The Slatest

De Blasio Won’t Attend Super Bowl, Will Watch From Home Just Like You

 A Customs and Border Protection (CBP), Blackhawk helicopter flies past MetLife Stadium ahead of Super Bowl XLVIII on January 28, 2014 in East Rutherford, New Jersey

Photo by John Moore/Getty Images

New York City’s new mayor won’t be among the thousands to brave the weather—and the traffic—to attend the Super Bowl, via the Associated Press:

Bill de Blasio will not travel across the Hudson River to MetLife Stadium on Sunday to watch the Denver Broncos face the Seattle Seahawks in a game that will showcase the nation’s largest city to a television audience expected to top 100 million people.

De Blasio said he would stay home to watch with his teenage son, but the decision not to buy tickets to the high-priced event and to publicly say so is in line with the image he crafted during his campaign: that he was a middle-class family man focused on fixing the city’s widening income inequality.

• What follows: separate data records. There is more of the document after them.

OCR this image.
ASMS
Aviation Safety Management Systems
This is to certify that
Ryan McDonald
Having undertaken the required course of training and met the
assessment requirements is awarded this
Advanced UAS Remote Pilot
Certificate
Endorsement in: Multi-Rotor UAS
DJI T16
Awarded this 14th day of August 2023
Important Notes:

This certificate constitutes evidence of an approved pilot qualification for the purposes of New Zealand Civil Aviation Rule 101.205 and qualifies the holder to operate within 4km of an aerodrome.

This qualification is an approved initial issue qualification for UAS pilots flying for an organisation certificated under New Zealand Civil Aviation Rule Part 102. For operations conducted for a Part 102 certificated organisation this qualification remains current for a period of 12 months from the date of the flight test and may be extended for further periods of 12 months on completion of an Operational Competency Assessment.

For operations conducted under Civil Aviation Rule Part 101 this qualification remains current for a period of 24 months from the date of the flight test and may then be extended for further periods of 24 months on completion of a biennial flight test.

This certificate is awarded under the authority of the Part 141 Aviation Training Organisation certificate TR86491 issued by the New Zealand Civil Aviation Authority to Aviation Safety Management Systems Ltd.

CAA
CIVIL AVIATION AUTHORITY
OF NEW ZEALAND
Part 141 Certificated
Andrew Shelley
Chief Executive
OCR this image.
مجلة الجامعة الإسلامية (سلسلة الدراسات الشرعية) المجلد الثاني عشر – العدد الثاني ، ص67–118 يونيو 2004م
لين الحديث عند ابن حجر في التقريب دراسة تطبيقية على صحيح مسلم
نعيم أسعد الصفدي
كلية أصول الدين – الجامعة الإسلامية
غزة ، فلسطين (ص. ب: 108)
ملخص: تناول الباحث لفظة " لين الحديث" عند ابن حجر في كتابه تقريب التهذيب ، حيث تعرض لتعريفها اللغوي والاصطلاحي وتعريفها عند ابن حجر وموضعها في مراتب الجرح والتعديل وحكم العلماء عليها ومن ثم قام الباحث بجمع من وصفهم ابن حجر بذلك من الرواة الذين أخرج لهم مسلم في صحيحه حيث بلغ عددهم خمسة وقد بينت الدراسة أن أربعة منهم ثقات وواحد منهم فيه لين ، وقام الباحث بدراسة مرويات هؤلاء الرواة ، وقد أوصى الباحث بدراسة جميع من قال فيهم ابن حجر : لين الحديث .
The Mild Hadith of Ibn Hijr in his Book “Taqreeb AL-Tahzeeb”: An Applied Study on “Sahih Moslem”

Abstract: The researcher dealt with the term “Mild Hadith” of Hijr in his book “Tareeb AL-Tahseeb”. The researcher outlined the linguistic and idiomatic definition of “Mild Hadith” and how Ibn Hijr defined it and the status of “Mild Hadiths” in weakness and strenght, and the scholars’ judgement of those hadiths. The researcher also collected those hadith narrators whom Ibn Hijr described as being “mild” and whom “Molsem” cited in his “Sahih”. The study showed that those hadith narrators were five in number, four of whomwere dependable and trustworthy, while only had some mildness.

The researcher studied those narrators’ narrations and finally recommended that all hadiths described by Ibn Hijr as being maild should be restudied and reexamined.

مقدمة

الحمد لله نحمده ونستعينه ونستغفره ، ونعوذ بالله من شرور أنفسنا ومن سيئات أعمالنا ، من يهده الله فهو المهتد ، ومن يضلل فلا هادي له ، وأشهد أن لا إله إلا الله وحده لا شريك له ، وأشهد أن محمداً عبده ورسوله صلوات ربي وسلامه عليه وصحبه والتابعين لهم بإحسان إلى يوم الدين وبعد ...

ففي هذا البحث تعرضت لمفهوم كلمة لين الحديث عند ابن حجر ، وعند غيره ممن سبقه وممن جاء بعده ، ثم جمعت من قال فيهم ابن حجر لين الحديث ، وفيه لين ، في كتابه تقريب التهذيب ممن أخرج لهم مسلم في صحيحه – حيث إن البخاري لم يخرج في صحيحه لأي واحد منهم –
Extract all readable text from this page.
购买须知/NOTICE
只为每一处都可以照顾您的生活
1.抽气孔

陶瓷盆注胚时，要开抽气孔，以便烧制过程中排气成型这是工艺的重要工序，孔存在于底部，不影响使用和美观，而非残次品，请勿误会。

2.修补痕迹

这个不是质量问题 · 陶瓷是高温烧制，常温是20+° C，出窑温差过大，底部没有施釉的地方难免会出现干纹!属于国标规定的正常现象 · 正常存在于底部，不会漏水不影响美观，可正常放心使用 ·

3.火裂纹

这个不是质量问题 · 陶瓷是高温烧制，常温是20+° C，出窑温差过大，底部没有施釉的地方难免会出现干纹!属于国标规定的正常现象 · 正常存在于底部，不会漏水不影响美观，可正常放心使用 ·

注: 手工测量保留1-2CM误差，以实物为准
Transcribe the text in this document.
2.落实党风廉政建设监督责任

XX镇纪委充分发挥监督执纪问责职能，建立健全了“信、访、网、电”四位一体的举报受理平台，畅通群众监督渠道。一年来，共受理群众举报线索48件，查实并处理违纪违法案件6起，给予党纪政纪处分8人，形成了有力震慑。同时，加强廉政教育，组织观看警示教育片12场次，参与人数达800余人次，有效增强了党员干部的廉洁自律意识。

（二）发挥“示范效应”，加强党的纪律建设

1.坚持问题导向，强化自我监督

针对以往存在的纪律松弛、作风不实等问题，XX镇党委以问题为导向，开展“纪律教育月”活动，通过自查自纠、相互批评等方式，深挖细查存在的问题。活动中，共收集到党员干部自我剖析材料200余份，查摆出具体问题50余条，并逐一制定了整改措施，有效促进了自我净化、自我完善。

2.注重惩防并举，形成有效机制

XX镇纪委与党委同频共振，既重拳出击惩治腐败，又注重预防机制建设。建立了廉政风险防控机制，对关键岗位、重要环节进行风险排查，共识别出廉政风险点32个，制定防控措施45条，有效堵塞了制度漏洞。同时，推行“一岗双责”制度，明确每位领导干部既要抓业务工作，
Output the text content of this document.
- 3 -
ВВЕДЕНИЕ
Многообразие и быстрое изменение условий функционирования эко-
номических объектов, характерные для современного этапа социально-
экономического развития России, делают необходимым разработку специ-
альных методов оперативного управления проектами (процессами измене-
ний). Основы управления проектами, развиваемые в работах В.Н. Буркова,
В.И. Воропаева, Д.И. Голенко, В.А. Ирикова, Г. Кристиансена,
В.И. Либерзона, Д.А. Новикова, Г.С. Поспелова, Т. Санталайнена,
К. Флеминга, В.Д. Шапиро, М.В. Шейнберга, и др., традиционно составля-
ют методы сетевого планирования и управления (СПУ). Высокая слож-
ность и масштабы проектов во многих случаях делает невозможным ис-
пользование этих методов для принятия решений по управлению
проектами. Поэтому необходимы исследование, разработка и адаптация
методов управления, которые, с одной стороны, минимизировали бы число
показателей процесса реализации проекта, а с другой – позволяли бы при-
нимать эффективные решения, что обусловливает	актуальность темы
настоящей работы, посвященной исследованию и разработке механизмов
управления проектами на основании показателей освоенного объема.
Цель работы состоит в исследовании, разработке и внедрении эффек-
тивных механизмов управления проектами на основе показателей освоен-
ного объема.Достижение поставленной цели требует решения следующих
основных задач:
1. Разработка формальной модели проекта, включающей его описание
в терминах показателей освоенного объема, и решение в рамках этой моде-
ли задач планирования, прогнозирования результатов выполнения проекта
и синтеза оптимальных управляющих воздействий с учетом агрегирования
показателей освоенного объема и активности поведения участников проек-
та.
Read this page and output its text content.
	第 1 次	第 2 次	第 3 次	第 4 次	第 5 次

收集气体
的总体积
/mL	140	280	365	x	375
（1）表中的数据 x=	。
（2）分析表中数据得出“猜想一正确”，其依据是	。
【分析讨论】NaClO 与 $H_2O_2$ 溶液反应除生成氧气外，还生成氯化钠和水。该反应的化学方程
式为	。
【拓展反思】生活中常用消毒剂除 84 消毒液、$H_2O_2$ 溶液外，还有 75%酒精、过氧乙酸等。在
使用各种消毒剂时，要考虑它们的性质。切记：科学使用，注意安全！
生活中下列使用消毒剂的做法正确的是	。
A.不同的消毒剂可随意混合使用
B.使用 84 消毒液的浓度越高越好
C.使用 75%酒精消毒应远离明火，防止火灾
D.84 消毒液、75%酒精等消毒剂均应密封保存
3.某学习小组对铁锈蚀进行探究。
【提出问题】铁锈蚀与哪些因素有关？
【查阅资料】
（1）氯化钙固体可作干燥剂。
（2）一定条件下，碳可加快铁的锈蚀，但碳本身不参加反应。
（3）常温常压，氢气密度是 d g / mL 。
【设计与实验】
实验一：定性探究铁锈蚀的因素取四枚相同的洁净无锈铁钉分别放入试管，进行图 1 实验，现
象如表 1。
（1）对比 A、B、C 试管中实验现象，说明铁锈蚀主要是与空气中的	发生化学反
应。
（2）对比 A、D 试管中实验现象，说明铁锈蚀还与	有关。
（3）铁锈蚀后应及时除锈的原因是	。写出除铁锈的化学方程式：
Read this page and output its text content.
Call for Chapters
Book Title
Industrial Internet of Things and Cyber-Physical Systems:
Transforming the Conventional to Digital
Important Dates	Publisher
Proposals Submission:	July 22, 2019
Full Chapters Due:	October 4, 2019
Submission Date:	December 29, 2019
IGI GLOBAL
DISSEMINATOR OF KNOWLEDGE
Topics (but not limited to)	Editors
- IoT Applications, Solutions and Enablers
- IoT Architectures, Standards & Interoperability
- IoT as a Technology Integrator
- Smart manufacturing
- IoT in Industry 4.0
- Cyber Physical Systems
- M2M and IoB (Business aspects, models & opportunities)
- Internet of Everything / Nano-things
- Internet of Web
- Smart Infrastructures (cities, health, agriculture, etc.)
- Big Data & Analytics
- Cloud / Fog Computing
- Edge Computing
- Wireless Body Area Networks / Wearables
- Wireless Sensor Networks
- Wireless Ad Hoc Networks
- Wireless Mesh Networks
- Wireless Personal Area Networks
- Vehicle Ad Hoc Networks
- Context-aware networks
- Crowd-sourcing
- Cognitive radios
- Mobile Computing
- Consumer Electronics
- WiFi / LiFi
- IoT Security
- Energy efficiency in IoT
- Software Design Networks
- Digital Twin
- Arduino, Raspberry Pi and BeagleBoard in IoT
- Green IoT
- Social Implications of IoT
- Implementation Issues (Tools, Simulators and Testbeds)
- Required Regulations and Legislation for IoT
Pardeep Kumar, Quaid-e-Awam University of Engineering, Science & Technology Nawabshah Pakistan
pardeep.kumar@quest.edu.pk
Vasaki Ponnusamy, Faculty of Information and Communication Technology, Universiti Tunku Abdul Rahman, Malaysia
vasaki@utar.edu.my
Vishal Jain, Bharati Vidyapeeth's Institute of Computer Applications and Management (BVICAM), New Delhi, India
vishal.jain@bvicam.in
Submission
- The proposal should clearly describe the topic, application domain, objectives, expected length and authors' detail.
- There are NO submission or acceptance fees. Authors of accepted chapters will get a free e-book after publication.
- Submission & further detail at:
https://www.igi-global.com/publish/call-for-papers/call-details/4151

“I’ve enjoyed participating in all the festivities leading up to Super Bowl Sunday, but I’ve decided to watch the game on TV, just like the vast majority of New Yorkers,” the new mayor said in a statement. As an elected official, de Blasio is barred from being comped tickets, so he’d have to pony up at least face value if he wanted to take his son to the game—so we’re talking at least $1,000 for a pair, even if he was lucky enough to land two of the cheapest tickets available. Something tells me there’s worse places to watch the big game than Gracie Mansion.